Chef allows us to define a configuration for the hosts and makes sure each host is in this specific state. Eliminating manual configuration led to uniformity across all our hosts. Together, package management and Chef removed the host as a source of problems and gave us more confidence that the device was the problem — making us more efficient when it came to implementing fixes.
We realized that most of what we were already doing in Python for managing the state of the phones was reinventing a configuration management system. Since Chef is the tool we use for that purpose on the server side, and most engineers are familiar with it, we also decided to use Chef to inspect and manage the configuration for the mobile devices.
Our Chef recipes check that the phone is in the right state. If it's not and can be modified by Chef, it's automatically fixed. If it can't be modified, the Chef run fails, and the output is logged in a centralized system and reviewed by automated tools. We created alarms on certain Chef failures, which allows us to have a dashboard of the most common failures and to create tickets for our on-site tech support team, if needed. We aim to open-source these Chef recipes in the future, so others can benefit.
Today we have around 60 racks for mobile device testing in our Prineville data center. As we continue to scale the lab, we're working to densify the current rack design to hold up to 64 phones per rack, versus 32. There are multiple challenges we're working through here.
On the Android racks, we have servers that need an in-memory check out of the repository (one per device).
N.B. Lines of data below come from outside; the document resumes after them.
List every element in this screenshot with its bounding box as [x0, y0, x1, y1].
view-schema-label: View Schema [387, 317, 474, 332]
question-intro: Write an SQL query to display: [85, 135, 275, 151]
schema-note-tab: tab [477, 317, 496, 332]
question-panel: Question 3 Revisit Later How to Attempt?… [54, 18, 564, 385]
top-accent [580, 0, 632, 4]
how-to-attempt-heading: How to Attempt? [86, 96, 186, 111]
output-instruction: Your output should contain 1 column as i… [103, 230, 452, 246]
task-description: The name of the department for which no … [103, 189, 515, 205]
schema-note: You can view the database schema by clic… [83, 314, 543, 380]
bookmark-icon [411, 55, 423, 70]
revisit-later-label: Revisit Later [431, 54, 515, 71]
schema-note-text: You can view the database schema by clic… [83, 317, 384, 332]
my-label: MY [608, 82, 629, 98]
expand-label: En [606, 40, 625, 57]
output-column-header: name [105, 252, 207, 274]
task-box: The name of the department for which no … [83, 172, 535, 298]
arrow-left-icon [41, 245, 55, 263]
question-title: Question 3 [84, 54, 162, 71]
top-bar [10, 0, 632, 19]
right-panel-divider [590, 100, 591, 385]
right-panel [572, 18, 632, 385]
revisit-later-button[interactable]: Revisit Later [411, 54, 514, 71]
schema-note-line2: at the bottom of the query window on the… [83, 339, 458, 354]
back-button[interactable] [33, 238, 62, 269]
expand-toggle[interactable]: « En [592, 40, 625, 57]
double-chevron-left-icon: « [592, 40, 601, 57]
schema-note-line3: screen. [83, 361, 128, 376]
We already know that for this to work for 16 devices — our target if we don't want to change the server layout — we'll have to find a new solution for in-memory checkout. Our hope is to be able to get rid of the repositories on those servers entirely.
For all devices, we have to maintain a 4-foot air gap between the phones and the antenna for the signal to be sufficiently attenuated once it reaches the phones. We don't have a lot of space to stack the phones if we want to have two shelves instead of one. Additionally, we intend to get larger form-factor phones in the rack next year, which we will need to consider in the redesign.
We also need to extend Chef for mobile phones to better support iOS. For example, we'd like to be able to completely configure a device or install and remove applications from the phone. Reliably running tests on iOS devices currently involves a 20-step manual procedure to configure the phone and get it in the appropriate state. We want to reduce this to a single manual step, which is to accept the trust dialog.
We're also working to make the mobile lab capable of serving the needs of more teams across Facebook by providing a generic platform usable by any team that wants to do on-device testing. Today, the production engineering team serves only engineers who write tests using CT-Scan's framework. Some teams have use cases that don't fit well with CT-Scan's model, and we want to support those cases. To achieve this, we're collaborating on a product called WebDriver, which allows us to describe a test in a standard way and then run it on a device while collecting metrics and screen output.
The tools we build for our lab support hundreds of thousands of continuous experiments and thousands of diagnostic and profiling runs. More important, they ensure that our code doesn't have performance implications for people who use Facebook. We hope that through our open-sourcing both the hardware design of our mobile device testing rack and the Chef recipes written to control the phones, others can benefit from our learnings and contribute their own ideas to our designs.